The hope must have been that, like an earlier misleading poll, this one would provide some evidence of public support for the extraordinary cash grab known as the Kirwan Commission’s plan for reform of Maryland’s public schools.  On close inspection, it does the opposite, showing that most Marylanders – if informed of the personal costs – would be yelling “stop!” at plans to eventually shovel an additional $4 billion annually at the ed bureaucrats and teachers’ unions running the public school monopoly that Kirwan admits is failing pupils.


To cut to the chase, the key findings of the poll can be found after it moved beyond vague, general questions about spending and tied that spending to your tax bill.  The pollsters started their propaganda effort thus:


“The Post-U. Md. poll finds 55 percent of state residents would be willing to see their income tax rate rise by a quarter of a percentage point, a hypothetical tax increase that amounts to $200 for a family earning $80,000 a year. Such an increase would generate enough money to cover roughly one-sixth of the proposed spending increase.”

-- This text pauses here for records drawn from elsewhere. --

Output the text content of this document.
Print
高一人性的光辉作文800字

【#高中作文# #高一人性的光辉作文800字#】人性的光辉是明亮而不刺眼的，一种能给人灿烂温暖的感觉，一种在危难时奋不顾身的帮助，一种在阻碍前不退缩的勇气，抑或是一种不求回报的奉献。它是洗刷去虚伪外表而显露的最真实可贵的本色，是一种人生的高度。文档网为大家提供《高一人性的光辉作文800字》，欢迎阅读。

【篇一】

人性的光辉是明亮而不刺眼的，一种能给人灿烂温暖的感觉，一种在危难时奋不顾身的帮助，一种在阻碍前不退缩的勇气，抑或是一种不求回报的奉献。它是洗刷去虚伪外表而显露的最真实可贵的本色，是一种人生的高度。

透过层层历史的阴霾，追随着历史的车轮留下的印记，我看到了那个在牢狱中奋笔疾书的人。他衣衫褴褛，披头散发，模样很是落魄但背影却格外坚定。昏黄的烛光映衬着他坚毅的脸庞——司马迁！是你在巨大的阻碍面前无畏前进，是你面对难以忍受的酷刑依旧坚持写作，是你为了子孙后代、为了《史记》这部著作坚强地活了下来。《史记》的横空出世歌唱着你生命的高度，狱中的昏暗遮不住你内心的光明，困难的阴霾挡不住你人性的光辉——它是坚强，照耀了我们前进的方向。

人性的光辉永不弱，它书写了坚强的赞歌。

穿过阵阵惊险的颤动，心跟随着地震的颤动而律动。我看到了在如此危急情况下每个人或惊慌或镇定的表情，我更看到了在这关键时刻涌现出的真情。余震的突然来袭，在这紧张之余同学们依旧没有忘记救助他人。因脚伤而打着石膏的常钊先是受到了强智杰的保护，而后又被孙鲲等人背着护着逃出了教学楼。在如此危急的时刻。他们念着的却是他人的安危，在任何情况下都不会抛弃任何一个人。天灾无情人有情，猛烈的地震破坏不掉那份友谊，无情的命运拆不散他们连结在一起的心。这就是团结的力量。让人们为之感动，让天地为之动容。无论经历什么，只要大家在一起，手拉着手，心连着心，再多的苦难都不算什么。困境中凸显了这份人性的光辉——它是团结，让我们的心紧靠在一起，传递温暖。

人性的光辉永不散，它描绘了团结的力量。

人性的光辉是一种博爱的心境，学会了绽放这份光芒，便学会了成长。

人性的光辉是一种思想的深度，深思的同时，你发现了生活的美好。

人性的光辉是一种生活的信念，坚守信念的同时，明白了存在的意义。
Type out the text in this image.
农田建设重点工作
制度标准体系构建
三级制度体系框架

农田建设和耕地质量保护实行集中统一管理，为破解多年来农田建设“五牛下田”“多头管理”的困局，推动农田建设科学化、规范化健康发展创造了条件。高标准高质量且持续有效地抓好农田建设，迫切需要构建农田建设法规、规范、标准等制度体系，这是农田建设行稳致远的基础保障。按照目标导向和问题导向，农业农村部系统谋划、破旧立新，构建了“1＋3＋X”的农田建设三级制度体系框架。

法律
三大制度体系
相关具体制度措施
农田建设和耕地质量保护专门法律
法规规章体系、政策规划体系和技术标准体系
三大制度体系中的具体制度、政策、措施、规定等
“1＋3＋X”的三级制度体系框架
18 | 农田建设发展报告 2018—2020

I’m actually shocked that the number isn’t closer to 100%.  If I’m offered almost anything at 1/6th of its cost, from an Impossible Burger to a Tesla, I vote two thumbs up.  Mostly-free lunch!  But Marylanders’ sense that they wouldn’t get much bang for their Kirwan bucks came through loud and clear with the next question:


“More than two-thirds of liberal residents would also support a bigger hypothetical increase, of half a percentage point. But overall, that rate increase is backed by a minority of residents — 45 percent. It would generate roughly $400 in additional taxes for families earning $80,000 a year, enough money to cover about a third of the reforms. The size of the tax-rate increase appears to carry greater weight for political moderates, with support for the larger increase falling to 43 percent.”


Wow.  There’s the big take-away:  even if offered a lunch that’s two-thirds “free,” the majority of Marylanders vote thumbs down.  When Kirwan’s costs are more than hypothetical and not conveniently assumed to be paid by some other sucker, support evaporates.  We are only left to imagine how angry Marylanders would get if Kirwan’s full freight actually fell on their shoulders.


Of course, lobbyists for the public school monopoly are hoping that inevitable anger is delayed.  By keeping voters in the dark and wrapping their cash grab in rhetoric about the needs of children, they’re hoping Kirwan funding will be set in stone (and cash flowing to the interest groups paying for those lobbyists) before taxpayers know what hit them.


Maryland’s elected officials, however, should be wary of that cynical calculation.  Eventually, they will be held accountable by voters.  They may want to join Governor Hogan “on the right side of history” and defuse this fiscal bomb before it blows up in their faces.